オープン・ザ・ボックス

山本アヒコ

オープン・ザ・ボックス

 昔から箱を開けるのが好きだった。

 たしか幼稚園に通っていたころだろう。クリスマスか誕生日か、それとも単に親が買ってきたのか忘れてしまったが、プレゼントの箱を手渡されたときの胸の鼓動を今も覚えている。これが原体験だ。

 それから私は家にある箱という箱を開けていった。

 おもちゃ入れになっているプラスチックケース。母親のアクセサリーケース。父親の趣味である積んであったプラモデルの箱。カレールーの箱。とにかく何でも開けてまわった。親にはしこたま怒られた。

 箱の中身そのものには興味がなかった。ただ箱の中に何が入っているのか気になってしょうがなかった。

 箱に入ったお菓子をもらうと、箱を開けて中身を確認した瞬間欲しくなくなる。なので中身のお菓子は友達にあげていた。

 こういう子供だったので、まわりからは変な子供だと思われていた。

 大人になってもこの嗜好は変わらないままだった。箱を見ると中を見たくてたまらなくなってしまう。それでも子供のころよりは自制心があり、むやみやたらに開けたりはしない。

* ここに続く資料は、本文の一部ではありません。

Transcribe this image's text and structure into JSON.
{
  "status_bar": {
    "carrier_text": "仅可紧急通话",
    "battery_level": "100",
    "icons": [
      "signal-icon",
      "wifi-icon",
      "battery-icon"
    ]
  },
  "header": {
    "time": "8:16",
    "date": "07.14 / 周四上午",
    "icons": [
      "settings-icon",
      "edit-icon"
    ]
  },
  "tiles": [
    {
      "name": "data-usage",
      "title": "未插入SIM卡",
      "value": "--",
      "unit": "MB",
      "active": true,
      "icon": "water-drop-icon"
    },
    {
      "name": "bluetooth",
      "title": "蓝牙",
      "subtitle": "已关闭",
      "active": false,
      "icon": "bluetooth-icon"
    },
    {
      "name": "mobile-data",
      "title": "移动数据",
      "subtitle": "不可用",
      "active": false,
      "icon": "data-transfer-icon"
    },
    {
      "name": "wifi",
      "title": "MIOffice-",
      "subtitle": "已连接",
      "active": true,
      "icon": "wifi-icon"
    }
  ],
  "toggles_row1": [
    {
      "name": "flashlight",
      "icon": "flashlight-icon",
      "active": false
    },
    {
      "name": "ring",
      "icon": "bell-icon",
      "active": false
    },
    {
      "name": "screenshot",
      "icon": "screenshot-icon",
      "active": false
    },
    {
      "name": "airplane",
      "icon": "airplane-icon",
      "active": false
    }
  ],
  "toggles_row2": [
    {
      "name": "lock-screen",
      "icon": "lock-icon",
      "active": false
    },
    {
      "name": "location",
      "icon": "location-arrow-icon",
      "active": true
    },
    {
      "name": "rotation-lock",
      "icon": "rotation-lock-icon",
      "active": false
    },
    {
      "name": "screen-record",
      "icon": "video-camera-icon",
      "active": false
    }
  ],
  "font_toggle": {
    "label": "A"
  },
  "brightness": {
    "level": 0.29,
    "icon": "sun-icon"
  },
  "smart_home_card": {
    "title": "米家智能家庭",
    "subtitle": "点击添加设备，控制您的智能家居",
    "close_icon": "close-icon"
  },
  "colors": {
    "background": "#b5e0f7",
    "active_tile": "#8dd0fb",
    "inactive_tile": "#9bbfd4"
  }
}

 ただ、たまに好奇心に負けてちょっとしたトラブルに巻き込まれることもある。

 ある日、ショッピングモールの片隅に置かれた段ボール箱を見つけた。どうしてもその中身が気になってしまった。近づいて観察してみると、全体は無地で文字が印刷されてはいない。蓋もテープで閉じていなかった。一度閉じて開いた跡もない。つまり、簡単に中身が確認できる。

 私はそっと段ボールをのぞいた。爆弾だった。

 ポケットからスマートフォンを取りだそうとするが、指が震えてなかなか掴むことができない。警察に電話しようとするが指が動かない。何度も三桁の電話番号を間違えて、やっと成功した。

「すいません……あの、爆弾、見つけてしまいました……」

 その後のニュースでこの爆弾は、最近飛行機をハイジャックして爆破したテロリストグループのものと同じだと報道された。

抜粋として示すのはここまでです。